An injured claimant’s claim for compensation for injuries sustained in a motor vehicle accident has been extinguished by the Qld Supreme Court on account of her failure to commence proceedings within the 3 year limitation period.
The decision involved an application for leave to commence proceedings outside of the limitation period pursuant to pursuant to section 57 of the Motor Accident Insurance Act 1994 (‘the MAIA’) .
The applicant argued that the Court should exercise its discretion on the basis that:
- She had completed all pre-court steps set out in the MAIA, except for the holding of the compulsory conference.
- The lengthy delay was contributed to by her lack of capacity, the instability of her injury and what she alleged was incorrect legal advice from her solicitors.

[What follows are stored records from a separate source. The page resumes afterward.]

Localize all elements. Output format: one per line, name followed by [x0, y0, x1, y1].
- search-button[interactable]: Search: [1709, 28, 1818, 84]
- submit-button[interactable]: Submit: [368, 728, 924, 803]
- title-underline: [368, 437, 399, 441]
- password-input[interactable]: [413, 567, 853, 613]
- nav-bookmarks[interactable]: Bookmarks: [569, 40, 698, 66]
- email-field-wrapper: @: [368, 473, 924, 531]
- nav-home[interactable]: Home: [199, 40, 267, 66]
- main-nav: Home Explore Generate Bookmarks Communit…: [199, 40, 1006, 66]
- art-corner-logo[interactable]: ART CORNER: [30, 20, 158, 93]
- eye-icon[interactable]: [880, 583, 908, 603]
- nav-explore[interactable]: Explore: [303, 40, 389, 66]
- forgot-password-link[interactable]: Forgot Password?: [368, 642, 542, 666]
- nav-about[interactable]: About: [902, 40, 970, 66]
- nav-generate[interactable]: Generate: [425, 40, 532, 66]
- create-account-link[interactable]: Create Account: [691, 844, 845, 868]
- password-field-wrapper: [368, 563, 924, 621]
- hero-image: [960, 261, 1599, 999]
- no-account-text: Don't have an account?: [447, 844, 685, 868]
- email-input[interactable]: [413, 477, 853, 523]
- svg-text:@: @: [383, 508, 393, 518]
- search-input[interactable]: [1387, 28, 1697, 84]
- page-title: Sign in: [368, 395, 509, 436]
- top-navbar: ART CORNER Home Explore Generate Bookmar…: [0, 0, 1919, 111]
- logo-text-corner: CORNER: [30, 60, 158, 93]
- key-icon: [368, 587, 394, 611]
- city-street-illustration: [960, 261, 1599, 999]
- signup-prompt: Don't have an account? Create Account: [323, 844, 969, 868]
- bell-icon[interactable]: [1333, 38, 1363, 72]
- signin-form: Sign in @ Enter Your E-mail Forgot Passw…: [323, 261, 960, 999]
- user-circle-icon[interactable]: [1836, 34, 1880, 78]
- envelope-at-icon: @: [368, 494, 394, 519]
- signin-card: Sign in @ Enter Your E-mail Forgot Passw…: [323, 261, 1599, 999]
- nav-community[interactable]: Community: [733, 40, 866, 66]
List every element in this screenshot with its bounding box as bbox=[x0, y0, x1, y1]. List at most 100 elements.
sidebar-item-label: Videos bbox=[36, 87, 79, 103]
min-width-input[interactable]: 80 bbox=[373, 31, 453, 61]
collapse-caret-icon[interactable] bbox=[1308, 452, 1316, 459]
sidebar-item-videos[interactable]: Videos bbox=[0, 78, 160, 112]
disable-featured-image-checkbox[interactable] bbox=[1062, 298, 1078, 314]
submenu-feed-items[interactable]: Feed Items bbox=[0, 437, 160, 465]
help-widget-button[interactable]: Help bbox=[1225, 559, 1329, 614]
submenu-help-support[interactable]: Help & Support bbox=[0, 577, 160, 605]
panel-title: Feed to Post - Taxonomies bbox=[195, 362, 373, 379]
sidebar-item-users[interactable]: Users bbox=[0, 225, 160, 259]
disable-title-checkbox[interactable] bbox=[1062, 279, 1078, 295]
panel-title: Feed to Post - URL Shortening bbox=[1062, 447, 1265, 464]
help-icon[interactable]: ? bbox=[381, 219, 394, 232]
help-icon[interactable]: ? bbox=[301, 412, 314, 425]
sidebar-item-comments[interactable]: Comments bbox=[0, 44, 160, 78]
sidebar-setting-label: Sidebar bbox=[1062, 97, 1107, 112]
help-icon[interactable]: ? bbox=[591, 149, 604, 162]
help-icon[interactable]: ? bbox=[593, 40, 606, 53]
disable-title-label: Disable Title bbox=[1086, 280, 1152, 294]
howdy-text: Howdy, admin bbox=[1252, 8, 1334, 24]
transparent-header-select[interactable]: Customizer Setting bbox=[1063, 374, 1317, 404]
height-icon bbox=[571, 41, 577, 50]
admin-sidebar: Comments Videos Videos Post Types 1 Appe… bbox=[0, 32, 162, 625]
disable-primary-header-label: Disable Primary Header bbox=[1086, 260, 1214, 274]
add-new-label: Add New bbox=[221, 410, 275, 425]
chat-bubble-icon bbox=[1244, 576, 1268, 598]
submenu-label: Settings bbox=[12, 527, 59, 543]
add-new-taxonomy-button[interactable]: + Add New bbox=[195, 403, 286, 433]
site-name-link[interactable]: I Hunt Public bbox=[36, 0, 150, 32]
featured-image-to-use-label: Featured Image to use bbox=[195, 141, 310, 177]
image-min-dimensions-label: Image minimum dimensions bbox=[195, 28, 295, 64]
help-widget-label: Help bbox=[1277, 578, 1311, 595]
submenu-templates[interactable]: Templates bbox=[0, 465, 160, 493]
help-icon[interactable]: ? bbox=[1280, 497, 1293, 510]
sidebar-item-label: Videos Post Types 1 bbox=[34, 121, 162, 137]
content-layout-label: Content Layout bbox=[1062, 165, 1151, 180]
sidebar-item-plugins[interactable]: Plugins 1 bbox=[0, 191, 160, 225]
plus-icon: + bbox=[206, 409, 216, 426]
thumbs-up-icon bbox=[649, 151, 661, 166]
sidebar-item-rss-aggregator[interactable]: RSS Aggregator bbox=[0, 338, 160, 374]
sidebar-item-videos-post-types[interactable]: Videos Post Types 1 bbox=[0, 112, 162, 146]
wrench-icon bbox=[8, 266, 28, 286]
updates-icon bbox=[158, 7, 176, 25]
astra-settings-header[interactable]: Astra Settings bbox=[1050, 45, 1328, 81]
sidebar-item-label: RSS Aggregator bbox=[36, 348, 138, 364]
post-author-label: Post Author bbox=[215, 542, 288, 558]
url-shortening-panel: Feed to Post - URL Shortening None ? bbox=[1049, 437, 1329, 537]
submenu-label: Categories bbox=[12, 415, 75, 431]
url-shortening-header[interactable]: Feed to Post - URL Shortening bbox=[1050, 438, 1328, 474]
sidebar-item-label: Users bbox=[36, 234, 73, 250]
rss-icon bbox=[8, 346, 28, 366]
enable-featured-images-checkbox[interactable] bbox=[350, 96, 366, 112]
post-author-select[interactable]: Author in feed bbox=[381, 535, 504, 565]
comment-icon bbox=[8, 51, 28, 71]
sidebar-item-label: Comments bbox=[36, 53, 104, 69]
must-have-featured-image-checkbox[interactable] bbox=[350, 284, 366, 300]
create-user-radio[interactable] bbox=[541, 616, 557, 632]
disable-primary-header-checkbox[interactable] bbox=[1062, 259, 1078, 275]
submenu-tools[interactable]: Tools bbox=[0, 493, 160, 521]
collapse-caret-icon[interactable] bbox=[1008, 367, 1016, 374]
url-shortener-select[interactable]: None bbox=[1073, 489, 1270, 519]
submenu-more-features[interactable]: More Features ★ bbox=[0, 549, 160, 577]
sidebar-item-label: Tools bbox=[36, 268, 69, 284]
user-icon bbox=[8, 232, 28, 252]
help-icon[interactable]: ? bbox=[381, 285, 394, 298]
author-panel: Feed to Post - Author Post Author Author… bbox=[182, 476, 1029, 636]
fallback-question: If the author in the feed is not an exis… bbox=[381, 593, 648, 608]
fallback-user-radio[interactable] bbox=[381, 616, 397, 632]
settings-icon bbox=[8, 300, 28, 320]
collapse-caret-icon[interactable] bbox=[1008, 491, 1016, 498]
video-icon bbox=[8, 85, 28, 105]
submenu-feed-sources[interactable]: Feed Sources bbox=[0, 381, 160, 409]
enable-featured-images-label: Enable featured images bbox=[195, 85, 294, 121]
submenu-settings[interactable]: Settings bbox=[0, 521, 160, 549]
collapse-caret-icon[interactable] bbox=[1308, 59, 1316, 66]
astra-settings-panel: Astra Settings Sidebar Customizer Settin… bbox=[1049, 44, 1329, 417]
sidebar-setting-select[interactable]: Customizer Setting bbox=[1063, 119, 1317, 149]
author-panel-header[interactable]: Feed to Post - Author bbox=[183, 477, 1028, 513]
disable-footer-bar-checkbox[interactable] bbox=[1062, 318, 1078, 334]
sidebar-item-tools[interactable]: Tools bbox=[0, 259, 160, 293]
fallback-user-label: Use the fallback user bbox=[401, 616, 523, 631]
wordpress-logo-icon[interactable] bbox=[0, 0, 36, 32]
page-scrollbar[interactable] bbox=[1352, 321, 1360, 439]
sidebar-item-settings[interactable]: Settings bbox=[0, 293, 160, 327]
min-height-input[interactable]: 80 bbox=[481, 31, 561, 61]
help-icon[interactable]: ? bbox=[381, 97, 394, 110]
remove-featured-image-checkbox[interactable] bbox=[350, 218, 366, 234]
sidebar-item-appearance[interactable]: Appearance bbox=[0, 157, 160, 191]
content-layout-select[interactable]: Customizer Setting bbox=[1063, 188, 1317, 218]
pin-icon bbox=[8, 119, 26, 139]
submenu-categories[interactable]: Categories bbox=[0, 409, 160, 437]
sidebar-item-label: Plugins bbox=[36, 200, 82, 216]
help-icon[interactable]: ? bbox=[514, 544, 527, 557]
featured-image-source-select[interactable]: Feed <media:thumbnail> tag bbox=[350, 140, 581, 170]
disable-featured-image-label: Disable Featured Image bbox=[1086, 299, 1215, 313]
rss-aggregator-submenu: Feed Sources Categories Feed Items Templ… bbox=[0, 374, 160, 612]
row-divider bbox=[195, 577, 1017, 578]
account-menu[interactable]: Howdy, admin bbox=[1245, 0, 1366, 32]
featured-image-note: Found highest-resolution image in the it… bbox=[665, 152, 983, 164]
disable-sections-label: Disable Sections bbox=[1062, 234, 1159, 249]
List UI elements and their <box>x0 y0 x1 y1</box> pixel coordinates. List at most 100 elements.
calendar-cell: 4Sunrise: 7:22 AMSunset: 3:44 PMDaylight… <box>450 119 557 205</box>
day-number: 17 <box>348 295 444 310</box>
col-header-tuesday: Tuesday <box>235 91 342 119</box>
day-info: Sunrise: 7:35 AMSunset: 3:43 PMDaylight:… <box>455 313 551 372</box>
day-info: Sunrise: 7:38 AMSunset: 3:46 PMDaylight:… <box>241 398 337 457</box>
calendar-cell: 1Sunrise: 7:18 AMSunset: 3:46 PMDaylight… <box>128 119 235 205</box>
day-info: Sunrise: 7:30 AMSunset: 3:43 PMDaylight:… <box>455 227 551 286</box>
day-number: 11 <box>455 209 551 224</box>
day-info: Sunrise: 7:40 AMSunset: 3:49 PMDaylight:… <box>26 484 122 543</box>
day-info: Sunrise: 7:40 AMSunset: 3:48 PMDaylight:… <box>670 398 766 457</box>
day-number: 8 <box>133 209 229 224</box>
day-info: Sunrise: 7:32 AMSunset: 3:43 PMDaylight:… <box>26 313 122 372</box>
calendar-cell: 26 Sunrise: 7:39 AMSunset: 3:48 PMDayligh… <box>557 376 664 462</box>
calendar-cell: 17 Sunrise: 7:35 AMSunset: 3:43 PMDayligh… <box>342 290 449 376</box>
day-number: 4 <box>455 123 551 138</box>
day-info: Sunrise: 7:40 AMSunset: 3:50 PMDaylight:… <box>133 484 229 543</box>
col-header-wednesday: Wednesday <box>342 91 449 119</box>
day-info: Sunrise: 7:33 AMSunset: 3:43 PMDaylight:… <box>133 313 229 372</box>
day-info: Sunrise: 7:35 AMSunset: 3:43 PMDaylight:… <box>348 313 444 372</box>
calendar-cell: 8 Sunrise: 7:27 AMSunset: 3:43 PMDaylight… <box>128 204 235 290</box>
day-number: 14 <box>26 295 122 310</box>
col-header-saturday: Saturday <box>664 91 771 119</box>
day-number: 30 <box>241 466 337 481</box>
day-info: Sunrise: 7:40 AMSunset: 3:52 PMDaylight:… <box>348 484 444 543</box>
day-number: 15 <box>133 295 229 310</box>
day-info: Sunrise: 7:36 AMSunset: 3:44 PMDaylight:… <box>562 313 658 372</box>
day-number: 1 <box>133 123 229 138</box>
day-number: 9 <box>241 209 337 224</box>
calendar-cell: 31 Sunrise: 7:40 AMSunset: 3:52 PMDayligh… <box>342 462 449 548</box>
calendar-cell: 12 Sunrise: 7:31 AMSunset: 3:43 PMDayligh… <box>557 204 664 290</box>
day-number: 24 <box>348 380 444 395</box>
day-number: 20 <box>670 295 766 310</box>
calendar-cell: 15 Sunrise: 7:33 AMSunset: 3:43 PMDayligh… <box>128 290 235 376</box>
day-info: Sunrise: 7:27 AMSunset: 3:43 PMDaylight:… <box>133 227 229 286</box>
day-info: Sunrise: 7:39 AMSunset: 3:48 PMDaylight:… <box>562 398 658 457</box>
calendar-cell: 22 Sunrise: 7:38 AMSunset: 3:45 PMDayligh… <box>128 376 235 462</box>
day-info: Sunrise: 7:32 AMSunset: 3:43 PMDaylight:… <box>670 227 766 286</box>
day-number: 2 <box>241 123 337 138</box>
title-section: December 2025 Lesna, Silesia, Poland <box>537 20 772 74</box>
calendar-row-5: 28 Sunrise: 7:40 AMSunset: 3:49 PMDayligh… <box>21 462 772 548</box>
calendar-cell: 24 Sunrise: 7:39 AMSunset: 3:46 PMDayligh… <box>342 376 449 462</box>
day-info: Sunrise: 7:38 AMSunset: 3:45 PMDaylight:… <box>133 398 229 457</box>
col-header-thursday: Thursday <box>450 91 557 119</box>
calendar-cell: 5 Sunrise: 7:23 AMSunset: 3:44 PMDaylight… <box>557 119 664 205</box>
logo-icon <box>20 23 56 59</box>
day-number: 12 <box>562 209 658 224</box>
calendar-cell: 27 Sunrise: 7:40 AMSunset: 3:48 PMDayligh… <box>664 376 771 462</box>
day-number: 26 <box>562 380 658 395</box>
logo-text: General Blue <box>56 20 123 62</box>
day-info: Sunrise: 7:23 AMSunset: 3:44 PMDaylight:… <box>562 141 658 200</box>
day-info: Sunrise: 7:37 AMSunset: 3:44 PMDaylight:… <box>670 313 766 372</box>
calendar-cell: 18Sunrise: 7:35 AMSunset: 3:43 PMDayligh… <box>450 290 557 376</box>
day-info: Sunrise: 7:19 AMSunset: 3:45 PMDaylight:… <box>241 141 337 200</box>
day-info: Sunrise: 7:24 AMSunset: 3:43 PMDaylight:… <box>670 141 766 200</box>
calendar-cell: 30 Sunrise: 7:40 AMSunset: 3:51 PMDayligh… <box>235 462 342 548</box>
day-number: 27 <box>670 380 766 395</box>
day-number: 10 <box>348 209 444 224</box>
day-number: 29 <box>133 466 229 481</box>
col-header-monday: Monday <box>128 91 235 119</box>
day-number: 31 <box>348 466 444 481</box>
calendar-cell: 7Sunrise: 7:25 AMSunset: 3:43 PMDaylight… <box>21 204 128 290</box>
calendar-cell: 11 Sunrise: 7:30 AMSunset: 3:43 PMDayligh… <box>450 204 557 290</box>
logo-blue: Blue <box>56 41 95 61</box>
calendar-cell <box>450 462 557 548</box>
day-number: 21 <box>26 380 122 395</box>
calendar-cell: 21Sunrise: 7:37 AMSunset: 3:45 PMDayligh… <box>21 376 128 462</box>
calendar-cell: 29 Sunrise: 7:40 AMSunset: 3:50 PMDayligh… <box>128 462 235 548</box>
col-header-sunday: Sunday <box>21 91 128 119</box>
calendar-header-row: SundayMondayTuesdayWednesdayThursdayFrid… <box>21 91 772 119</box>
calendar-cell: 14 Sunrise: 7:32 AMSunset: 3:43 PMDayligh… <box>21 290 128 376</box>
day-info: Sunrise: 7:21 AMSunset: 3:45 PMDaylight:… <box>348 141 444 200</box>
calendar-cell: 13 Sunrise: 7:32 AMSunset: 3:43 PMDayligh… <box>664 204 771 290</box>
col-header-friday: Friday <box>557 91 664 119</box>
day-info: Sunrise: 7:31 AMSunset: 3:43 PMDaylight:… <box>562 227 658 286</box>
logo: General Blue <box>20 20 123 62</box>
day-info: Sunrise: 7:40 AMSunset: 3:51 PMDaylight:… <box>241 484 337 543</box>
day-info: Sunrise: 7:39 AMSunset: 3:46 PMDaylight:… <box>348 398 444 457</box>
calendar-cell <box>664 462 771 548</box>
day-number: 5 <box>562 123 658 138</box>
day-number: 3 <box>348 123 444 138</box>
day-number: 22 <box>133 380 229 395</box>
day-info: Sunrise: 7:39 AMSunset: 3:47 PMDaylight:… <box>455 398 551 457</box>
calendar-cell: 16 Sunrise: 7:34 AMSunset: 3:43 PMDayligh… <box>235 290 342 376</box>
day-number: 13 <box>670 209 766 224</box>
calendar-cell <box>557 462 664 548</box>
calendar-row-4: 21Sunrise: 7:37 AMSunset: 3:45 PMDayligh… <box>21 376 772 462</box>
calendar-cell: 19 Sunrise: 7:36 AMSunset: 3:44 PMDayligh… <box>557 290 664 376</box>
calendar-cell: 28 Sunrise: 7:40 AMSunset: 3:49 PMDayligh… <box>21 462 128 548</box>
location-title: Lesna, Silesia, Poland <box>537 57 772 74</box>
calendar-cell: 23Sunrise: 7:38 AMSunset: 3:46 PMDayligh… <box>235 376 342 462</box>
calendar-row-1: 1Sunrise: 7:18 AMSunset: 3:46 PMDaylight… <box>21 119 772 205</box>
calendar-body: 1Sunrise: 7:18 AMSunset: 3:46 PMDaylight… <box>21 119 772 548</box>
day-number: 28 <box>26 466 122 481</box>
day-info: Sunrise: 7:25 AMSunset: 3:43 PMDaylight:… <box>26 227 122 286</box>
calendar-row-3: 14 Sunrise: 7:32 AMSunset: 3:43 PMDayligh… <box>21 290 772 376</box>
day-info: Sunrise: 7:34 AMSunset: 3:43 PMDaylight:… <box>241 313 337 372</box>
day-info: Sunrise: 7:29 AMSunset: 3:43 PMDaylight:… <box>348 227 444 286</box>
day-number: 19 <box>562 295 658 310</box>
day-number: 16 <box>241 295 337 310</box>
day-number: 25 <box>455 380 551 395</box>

- There was no specific prejudice asserted by RACQ if leave was granted.
The respondents said that the applicant’s conduct was consistent with a lack of conscientious effort to progress the matter and that she had not shown good reason for the exercise of the court’s discretion in her favour.
The applicant, 34 year old Ishmeet Singh, allegedly suffered personal injury as a result of a motor vehicle collision which occurred on 25 August 2012.
Approximately nine months following the collision, in April 2013, the applicant engaged solicitors. Those solicitors promptly served a Notice of Accident Claim Form on her behalf. They also provided her with detailed advice regarding the steps to be taken in respect of the claim and, importantly, the limitation period applicable to the claim.
It appears that following service of the initial Notice of Accident Claim Form, the claim was plagued by significant delays both on the part of the applicant and her solicitors. At one stage, RACQ contacted the applicant directly on account of being unable to make contact with the solicitors for a period of more than 10 months.
RACQ agreed to informally extend the claimant’s limitation period on five separate occasions at the request of the claimant and/or her solicitors. On each such occasion, the CTP insurer’s agreement included an express statement that the offer was not to be taken as a waiver of their right to raise the limitation defence after the date to which they were offering the informal extension.
Ultimately in May 2017, RACQ indicated that they were not prepared to provide any further informal extensions of the applicant’s limitation period. The applicant’s solicitors did not receive her instructions to apply to the Court for an extension or otherwise to commence proceedings. They allowed the extended limitation period to lapse.
The applicant’s mental health was of some significance. There was evidence from an independent psychiatrist, Dr Mathew, that at certain points in the claim process the applicant did not have capacity to instruct solicitors in respect of her personal injury claim. At various times the applicant said that she was mentally unable to cope with the requests being put to her by her solicitors. However, in contrast to this, she was well enough to travel overseas on occasions throughout the period when she ought have been taking steps to progress her claim.
Boddice J rejected the evidence of independent psychiatrist, Dr Mathew. The applicant’s instructions to her solicitors throughout the course of the claim, and indeed her overseas travel during the relevant period, supported a conclusion that she had capacity at all relevant times.
His Honour found that the applicant chose to give priority to her own personal circumstances, notwithstanding an obligation to provide instructions in circumstances where her solicitors had made her well aware of the looming expiry of the limitation period. The applicant’s conduct was not consistent with a conclusion that she had made a conscientious effort to comply with the requirements of the MAIA.
Finally, His Honour held that the expansive delay of more than six years since the collision had an inevitable impact on the respondent’s ability to fully and fairly defend any proceedings commenced as a consequence of leave being granted.
The application for leave to commence proceedings was therefore refused.
Implications for you
The reasoning of Boddice J, at paragraph 20 in particular, provides a succinct and helpful summary of the principles which have emerged from previous cases. This summary provides insight into how the Court must approach the exercise of its discretion under section 57 of the MAIA.
It would be wise to review these principles when considering whether to grant an informal extension of a limitation period or to put the claimant to task, requiring them to apply for leave to commence proceedings out of time.
In circumstances where a claimant has received advice about the limitation period applicable to the claim, there have been repeated and extensive delays in prosecuting the claim and the claimant has not advanced any specific and reasonable grounds for the delays, it seems unlikely that the Court will be minded to grant leave pursuant to section 57 of the MAIA.